Su Xiaorui, a senior consultant in the financial industry at Econ Analytics, said that for financial institutions the focus will be on establishing data-centric decision-making mechanisms and business models, accelerating the application of privacy computing technology and strengthening whole-process data security. In the future, market institutions are expected to work together with regulators to form a strong systematic guarantee for exploring the safe and efficient application of data elements.
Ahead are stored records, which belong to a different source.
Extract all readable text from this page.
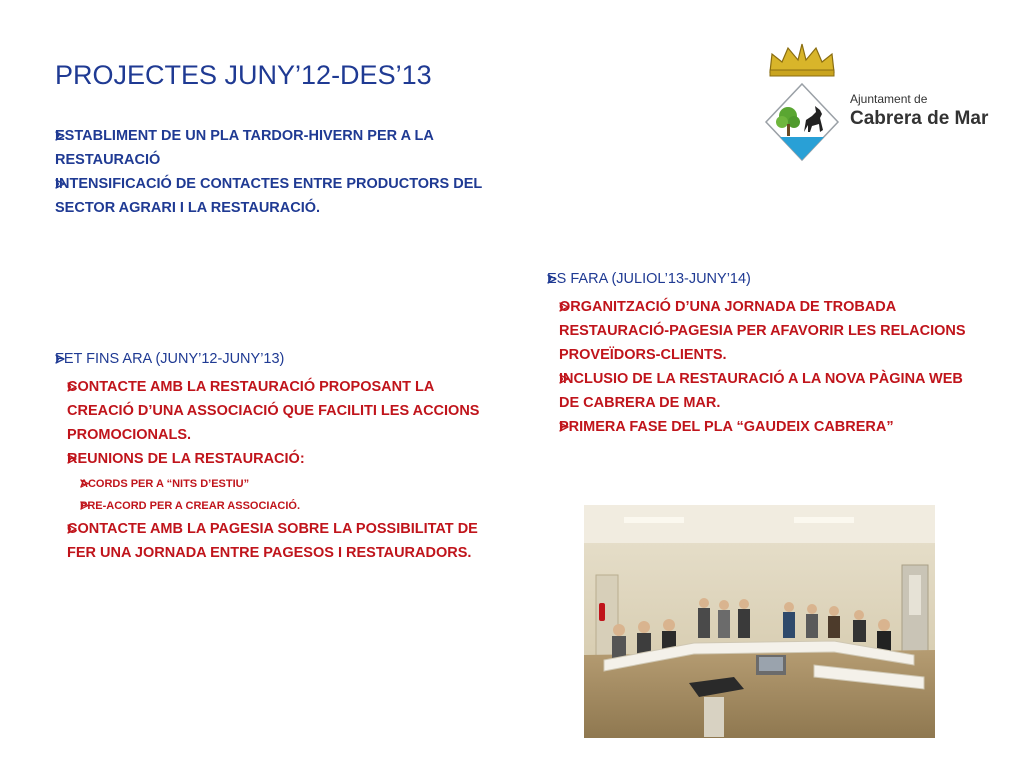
PROJECTES JUNY’12-DES’13
Ajuntament de
Cabrera de Mar
ESTABLIMENT DE UN PLA TARDOR-HIVERN PER A LA RESTAURACIÓ
INTENSIFICACIÓ DE CONTACTES ENTRE PRODUCTORS DEL SECTOR AGRARI I LA RESTAURACIÓ.
FET FINS ARA (JUNY’12-JUNY’13)
CONTACTE AMB LA RESTAURACIÓ PROPOSANT LA CREACIÓ D’UNA ASSOCIACIÓ QUE FACILITI LES ACCIONS PROMOCIONALS.
REUNIONS DE LA RESTAURACIÓ:
ACORDS PER A “NITS D’ESTIU”
PRE-ACORD PER A CREAR ASSOCIACIÓ.
CONTACTE AMB LA PAGESIA SOBRE LA POSSIBILITAT DE FER UNA JORNADA ENTRE PAGESOS I RESTAURADORS.
ES FARA (JULIOL’13-JUNY’14)
ORGANITZACIÓ D’UNA JORNADA DE TROBADA RESTAURACIÓ-PAGESIA PER AFAVORIR LES RELACIONS PROVEÏDORS-CLIENTS.
INCLUSIO DE LA RESTAURACIÓ A LA NOVA PÀGINA WEB DE CABRERA DE MAR.
PRIMERA FASE DEL PLA “GAUDEIX CABRERA”
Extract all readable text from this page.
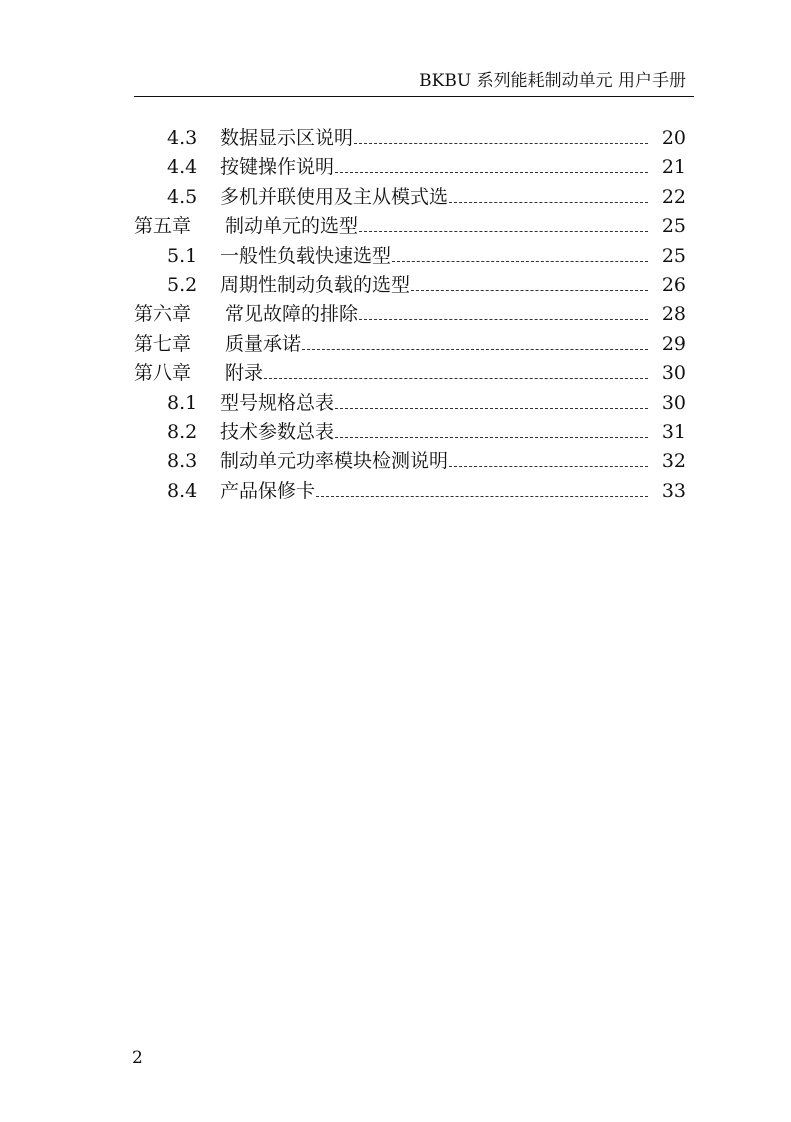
BKBU 系列能耗制动单元 用户手册
4.3 数据显示区说明	20
4.4 按键操作说明	21
4.5 多机并联使用及主从模式选	22
第五章 制动单元的选型	25
5.1 一般性负载快速选型	25
5.2 周期性制动负载的选型	26
第六章 常见故障的排除	28
第七章 质量承诺	29
第八章 附录	30
8.1 型号规格总表	30
8.2 技术参数总表	31
8.3 制动单元功率模块检测说明	32
8.4 产品保修卡	33
2
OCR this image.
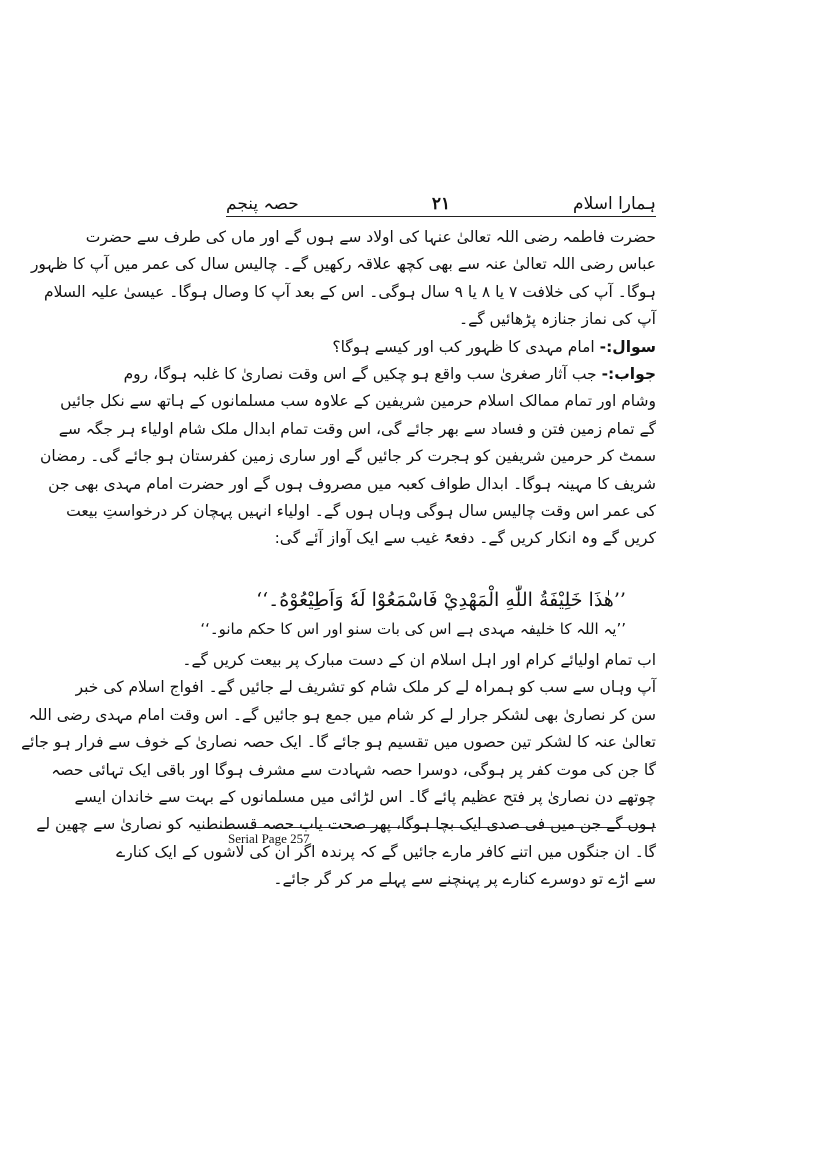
ہمارا اسلام
۲۱
حصہ پنجم
حضرت فاطمہ رضی اللہ تعالیٰ عنہا کی اولاد سے ہوں گے اور ماں کی طرف سے حضرت
عباس رضی اللہ تعالیٰ عنہ سے بھی کچھ علاقہ رکھیں گے۔ چالیس سال کی عمر میں آپ کا ظہور
ہوگا۔ آپ کی خلافت ۷ یا ۸ یا ۹ سال ہوگی۔ اس کے بعد آپ کا وصال ہوگا۔ عیسیٰ علیہ السلام
آپ کی نماز جنازہ پڑھائیں گے۔
سوال:- امام مہدی کا ظہور کب اور کیسے ہوگا؟
جواب:- جب آثار صغریٰ سب واقع ہو چکیں گے اس وقت نصاریٰ کا غلبہ ہوگا، روم
وشام اور تمام ممالک اسلام حرمین شریفین کے علاوہ سب مسلمانوں کے ہاتھ سے نکل جائیں
گے تمام زمین فتن و فساد سے بھر جائے گی، اس وقت تمام ابدال ملک شام اولیاء ہر جگہ سے
سمٹ کر حرمین شریفین کو ہجرت کر جائیں گے اور ساری زمین کفرستان ہو جائے گی۔ رمضان
شریف کا مہینہ ہوگا۔ ابدال طواف کعبہ میں مصروف ہوں گے اور حضرت امام مہدی بھی جن
کی عمر اس وقت چالیس سال ہوگی وہاں ہوں گے۔ اولیاء انہیں پہچان کر درخواستِ بیعت
کریں گے وہ انکار کریں گے۔ دفعۃً غیب سے ایک آواز آئے گی:
’’هٰذَا خَلِيْفَةُ اللّٰهِ الْمَهْدِيْ فَاسْمَعُوْا لَهٗ وَاَطِيْعُوْهُ۔‘‘
’’یہ اللہ کا خلیفہ مہدی ہے اس کی بات سنو اور اس کا حکم مانو۔‘‘
اب تمام اولیائے کرام اور اہل اسلام ان کے دست مبارک پر بیعت کریں گے۔
آپ وہاں سے سب کو ہمراہ لے کر ملک شام کو تشریف لے جائیں گے۔ افواج اسلام کی خبر
سن کر نصاریٰ بھی لشکر جرار لے کر شام میں جمع ہو جائیں گے۔ اس وقت امام مہدی رضی اللہ
تعالیٰ عنہ کا لشکر تین حصوں میں تقسیم ہو جائے گا۔ ایک حصہ نصاریٰ کے خوف سے فرار ہو جائے
گا جن کی موت کفر پر ہوگی، دوسرا حصہ شہادت سے مشرف ہوگا اور باقی ایک تہائی حصہ
چوتھے دن نصاریٰ پر فتح عظیم پائے گا۔ اس لڑائی میں مسلمانوں کے بہت سے خاندان ایسے
ہوں گے جن میں فی صدی ایک بچا ہوگا، پھر صحت یاب حصہ قسطنطنیہ کو نصاریٰ سے چھین لے
گا۔ ان جنگوں میں اتنے کافر مارے جائیں گے کہ پرندہ اگر ان کی لاشوں کے ایک کنارے
سے اڑے تو دوسرے کنارے پر پہنچنے سے پہلے مر کر گر جائے۔
Serial Page 257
Wang Pengbo, a senior analyst in the financial industry at Broadcom Consulting, concluded to reporters that in practice, the data chain of institutions is long, from production to final use, and will go through multiple links in the middle. Institutions should promote and implement data governance from the perspective of asset management, and focus on data security and privacy protection in order to achieve the leap from resources to assets. In this regard, it is necessary to continuously improve the standard system of data governance and management, to plan holistically in terms of data architecture, data quality, data security and data application, to break the original business "fence", and to achieve both data and business in "breaking" and "standing". In the "break" and "stand" to achieve the dual drive of data and business.